Editor’s Note: This article has been updated with a new proposal put forward by the Police Officers Association in labor negotiations with the city.
More than 100 police officers are being notified that they could be out of a job come July.
In the 10th year of budget cuts, San Jose City manager Debra Figone has said more than 600 employees could lose their jobs to help tackle a $115 million deficit for the upcoming fiscal year. The Mercury News reports that 106 officers are receiving pink slips.
The process will take several days to complete because officers are getting notification when they come in for their shifts, said Jim Unland, vice president of the Police Officers Association.
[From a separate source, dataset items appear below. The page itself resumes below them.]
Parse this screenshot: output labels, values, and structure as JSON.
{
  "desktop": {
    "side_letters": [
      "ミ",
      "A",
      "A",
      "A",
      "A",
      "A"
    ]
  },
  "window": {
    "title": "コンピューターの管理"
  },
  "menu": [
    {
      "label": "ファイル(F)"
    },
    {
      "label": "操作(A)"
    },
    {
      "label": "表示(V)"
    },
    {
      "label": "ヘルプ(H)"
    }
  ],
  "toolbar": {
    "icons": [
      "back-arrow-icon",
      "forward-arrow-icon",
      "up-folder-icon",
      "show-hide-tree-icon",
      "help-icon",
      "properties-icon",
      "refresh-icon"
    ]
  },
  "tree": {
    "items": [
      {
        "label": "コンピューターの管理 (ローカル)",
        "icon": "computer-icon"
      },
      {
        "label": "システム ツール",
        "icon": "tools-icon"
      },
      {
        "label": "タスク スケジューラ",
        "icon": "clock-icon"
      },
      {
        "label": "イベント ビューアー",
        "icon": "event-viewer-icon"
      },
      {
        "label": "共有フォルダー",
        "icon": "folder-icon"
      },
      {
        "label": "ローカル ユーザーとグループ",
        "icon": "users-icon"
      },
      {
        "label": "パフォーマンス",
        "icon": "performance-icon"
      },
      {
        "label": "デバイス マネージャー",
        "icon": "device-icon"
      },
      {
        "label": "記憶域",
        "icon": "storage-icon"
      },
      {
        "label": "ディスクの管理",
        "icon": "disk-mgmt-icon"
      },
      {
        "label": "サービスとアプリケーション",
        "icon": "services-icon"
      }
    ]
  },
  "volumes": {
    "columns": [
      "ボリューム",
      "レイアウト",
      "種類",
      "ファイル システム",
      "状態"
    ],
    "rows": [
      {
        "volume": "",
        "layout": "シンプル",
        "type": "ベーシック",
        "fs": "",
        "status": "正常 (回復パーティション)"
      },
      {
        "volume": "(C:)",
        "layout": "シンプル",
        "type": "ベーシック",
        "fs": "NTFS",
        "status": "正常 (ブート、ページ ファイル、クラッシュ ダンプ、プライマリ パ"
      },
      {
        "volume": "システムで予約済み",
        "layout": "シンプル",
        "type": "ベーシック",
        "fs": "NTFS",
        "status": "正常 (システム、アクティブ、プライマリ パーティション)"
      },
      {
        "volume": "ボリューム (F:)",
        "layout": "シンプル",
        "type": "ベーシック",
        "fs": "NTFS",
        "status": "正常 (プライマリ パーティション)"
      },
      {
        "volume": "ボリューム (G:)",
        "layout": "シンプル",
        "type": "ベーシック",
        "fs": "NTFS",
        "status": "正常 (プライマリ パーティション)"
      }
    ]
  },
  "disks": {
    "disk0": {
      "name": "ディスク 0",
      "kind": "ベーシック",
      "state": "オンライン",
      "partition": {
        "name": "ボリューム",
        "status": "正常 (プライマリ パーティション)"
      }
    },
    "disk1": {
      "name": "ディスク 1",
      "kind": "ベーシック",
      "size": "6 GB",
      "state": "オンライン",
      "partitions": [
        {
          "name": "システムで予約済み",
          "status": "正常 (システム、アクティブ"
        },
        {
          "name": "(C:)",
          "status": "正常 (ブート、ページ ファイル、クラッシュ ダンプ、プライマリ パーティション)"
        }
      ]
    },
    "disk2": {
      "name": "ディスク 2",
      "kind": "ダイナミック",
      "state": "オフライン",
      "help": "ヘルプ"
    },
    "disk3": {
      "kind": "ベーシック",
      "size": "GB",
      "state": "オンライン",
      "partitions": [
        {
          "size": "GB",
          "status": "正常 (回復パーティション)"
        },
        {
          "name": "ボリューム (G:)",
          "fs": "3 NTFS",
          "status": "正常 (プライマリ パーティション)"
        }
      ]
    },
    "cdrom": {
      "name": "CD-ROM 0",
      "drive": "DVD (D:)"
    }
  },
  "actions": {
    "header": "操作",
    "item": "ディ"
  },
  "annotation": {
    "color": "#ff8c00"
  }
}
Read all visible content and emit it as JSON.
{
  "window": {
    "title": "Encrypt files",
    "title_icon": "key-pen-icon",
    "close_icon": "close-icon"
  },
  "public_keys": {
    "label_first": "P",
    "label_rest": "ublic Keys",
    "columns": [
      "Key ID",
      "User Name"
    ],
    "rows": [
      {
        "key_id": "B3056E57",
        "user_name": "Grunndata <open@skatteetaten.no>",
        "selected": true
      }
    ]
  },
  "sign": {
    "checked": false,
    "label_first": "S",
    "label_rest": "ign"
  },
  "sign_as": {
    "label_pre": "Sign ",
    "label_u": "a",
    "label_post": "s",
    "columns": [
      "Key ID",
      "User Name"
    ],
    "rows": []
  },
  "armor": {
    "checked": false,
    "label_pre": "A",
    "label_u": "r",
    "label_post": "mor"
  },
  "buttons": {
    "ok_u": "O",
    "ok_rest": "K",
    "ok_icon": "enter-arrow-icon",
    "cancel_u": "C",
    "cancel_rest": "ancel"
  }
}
Figone’s office has said many of the employee layoffs likely to occur are unrelated to the 10 percent cut in total compensation being asked of city workers. Even if all 11 unions agree to the compensation cuts, it would only come out to roughly $38 million in savings. On Monday, the POA submitted its first labor negotiations proposal to the city. The POA then gave the city a new proposal on Friday.
Pension reform continues to be the elephant in the room in almost all city labor negotiations; without it the city will continue to fall deeper into debt.
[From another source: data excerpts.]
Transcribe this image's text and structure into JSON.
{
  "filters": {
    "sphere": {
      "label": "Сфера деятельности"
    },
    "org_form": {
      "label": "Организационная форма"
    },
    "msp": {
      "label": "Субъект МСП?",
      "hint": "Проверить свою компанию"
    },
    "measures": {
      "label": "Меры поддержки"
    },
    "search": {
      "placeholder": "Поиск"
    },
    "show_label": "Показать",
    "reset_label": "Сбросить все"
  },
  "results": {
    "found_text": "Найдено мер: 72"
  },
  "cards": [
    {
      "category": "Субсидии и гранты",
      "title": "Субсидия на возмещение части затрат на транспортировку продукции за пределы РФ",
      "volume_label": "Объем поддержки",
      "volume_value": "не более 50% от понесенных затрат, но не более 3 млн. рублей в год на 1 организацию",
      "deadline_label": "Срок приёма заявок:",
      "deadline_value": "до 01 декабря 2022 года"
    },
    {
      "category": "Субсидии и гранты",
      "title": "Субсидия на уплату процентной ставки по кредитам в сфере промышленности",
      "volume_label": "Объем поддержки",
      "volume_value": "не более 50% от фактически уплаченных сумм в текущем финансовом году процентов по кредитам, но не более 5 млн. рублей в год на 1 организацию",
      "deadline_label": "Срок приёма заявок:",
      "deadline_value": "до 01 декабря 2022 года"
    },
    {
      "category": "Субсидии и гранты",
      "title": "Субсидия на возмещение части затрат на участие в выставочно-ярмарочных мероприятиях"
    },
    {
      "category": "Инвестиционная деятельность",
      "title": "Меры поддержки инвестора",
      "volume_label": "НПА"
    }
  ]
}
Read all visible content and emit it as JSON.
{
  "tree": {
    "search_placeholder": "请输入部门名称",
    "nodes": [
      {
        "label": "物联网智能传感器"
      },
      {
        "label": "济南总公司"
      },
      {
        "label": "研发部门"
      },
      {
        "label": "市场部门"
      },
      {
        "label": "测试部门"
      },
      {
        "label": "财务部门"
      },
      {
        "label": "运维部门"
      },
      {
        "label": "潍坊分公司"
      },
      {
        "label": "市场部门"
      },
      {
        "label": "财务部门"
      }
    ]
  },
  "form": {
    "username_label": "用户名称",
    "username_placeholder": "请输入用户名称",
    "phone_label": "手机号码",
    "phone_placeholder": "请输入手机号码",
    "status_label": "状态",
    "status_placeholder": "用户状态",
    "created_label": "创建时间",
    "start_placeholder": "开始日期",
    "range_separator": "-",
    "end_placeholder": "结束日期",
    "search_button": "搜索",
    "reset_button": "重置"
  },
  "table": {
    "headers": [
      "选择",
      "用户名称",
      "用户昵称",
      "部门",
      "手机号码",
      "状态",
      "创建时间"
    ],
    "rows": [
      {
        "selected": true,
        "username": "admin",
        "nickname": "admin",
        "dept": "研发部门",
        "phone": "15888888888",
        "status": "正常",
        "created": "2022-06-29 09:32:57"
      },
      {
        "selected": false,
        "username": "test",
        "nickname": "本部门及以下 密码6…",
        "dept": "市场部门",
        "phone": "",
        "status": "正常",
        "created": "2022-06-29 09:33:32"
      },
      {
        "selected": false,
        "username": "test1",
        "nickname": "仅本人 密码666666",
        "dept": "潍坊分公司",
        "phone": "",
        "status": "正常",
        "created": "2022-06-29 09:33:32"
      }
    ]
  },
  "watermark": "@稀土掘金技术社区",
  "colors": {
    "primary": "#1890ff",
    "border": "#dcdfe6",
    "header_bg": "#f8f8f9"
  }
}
Mayor Chuck Reed and Vice Mayor Madison Nguyen announced on Thursday a proposal for a ballot measure that would address disability retirement abuses by police officers and firefighters. The City Council will discuss the proposal on Tuesday.
A city audit showed that San Jose has an unusually high amount of sworn officers going on disability despite working full time when they retired. The Mercury News reports that officers and firefighters who retire on disability receive an average tax break of $16,000.